You then pass that compaction item back into your next request verbatim, and the model continues the conversation as if the full history were still there.
- Lower input cost — the next call only pays for the compacted context, not the original messages.
- Lower latency — smaller payloads mean faster time-to-first-token.
- Sharper responses — a tighter context keeps the model focused on the current task instead of getting distracted by stale tool output and old turns.

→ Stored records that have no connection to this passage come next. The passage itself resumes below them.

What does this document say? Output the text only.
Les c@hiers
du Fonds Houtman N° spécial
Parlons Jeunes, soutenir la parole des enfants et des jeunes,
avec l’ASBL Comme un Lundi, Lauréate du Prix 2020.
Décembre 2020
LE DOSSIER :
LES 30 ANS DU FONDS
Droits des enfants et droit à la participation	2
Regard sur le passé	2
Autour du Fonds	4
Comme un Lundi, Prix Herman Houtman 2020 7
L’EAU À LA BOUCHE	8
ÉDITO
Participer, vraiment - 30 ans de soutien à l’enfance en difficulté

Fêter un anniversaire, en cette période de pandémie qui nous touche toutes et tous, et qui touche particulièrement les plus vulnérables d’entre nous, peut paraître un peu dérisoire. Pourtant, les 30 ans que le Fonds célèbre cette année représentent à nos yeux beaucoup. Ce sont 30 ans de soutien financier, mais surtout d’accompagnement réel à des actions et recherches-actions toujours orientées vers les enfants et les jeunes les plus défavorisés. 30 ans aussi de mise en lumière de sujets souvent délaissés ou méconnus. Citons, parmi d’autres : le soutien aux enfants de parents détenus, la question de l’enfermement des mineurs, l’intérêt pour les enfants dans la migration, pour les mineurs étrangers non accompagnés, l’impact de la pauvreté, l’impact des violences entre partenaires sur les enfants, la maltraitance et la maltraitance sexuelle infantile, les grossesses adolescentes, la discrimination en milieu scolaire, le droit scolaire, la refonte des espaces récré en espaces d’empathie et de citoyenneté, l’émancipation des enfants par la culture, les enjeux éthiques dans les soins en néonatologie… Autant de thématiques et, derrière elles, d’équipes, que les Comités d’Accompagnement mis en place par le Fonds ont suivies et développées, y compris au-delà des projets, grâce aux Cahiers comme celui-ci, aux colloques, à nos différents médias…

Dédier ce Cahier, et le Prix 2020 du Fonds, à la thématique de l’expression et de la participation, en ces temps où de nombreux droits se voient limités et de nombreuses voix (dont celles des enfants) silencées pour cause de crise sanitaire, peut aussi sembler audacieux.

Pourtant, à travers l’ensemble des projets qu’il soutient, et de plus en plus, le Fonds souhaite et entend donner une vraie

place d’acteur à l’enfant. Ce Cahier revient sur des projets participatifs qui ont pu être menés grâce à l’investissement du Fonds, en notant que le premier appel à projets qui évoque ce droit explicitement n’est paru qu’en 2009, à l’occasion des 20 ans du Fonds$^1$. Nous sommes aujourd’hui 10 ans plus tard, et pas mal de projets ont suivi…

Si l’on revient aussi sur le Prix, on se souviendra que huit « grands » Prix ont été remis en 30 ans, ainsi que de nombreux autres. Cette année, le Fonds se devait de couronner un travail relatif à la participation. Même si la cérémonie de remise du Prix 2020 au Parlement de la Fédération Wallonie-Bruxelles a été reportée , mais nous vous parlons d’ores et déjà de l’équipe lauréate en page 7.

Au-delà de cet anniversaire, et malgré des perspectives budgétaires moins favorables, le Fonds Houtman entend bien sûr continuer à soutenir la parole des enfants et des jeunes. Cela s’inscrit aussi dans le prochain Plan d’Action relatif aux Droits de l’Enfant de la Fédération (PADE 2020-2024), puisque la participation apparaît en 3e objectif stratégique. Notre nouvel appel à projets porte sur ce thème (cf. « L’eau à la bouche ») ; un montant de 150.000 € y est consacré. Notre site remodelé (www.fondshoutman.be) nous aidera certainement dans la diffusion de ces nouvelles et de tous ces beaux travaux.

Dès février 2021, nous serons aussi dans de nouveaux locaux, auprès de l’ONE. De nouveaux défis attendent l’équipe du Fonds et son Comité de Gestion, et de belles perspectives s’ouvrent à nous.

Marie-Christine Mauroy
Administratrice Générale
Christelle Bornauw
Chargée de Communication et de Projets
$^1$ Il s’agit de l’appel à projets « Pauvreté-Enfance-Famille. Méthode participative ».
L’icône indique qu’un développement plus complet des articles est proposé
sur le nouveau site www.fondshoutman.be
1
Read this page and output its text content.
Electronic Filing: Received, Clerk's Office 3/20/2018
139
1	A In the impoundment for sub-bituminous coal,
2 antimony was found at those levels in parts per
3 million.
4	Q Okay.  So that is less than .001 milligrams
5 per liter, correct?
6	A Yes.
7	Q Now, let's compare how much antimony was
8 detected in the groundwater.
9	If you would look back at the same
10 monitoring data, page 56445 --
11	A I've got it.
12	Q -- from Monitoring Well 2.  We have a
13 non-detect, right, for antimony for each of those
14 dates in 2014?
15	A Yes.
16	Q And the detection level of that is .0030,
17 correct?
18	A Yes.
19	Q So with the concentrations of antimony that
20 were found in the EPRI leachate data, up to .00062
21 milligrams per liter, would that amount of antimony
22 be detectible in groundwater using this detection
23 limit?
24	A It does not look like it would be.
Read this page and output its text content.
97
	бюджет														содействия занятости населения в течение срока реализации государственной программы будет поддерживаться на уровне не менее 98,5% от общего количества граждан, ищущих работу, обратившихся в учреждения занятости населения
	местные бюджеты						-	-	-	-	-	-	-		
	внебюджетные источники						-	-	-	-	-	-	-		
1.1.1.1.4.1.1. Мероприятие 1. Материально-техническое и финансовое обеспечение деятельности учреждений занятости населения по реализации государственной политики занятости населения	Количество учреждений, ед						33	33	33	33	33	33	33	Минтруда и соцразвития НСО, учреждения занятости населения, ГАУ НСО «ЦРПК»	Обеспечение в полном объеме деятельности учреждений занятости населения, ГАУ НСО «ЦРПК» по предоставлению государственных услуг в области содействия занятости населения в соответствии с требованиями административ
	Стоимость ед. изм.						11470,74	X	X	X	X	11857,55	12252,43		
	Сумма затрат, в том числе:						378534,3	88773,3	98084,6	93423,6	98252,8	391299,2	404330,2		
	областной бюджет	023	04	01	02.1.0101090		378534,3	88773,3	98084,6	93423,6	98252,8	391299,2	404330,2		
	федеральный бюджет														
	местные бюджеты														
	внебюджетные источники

- Longer conversations — keep multi-hour agent loops well under the model's context window.
[!NOTE]
Treat
encrypted_contentas opaque — do not parse or modify it. You can store the blob in your own database and pass it back unchanged in later requests; it is only meaningful when sent back to xAI's API.
When to compact
Compact when all of the following are true:
- The conversation has grown large enough that
input_tokenson each call is hurting cost or latency. - You still want the model to remember prior turns (otherwise just start a new conversation).
- The current window still fits within the model's context limit (compaction shrinks the conversation — it cannot rescue a request that is already over the limit).
A typical pattern is to call the Compaction API every N turns inside an agent loop, or once whenever your bookkeeping shows the rendered context above a threshold you've chosen for your workload.
Compaction API
Send the conversation you want to compact. The response contains a single compaction item that stands in for the entire prior conversation — you can safely drop the original messages from your client-side state, use the compaction item as the head of your next request, and append your new user turn after it.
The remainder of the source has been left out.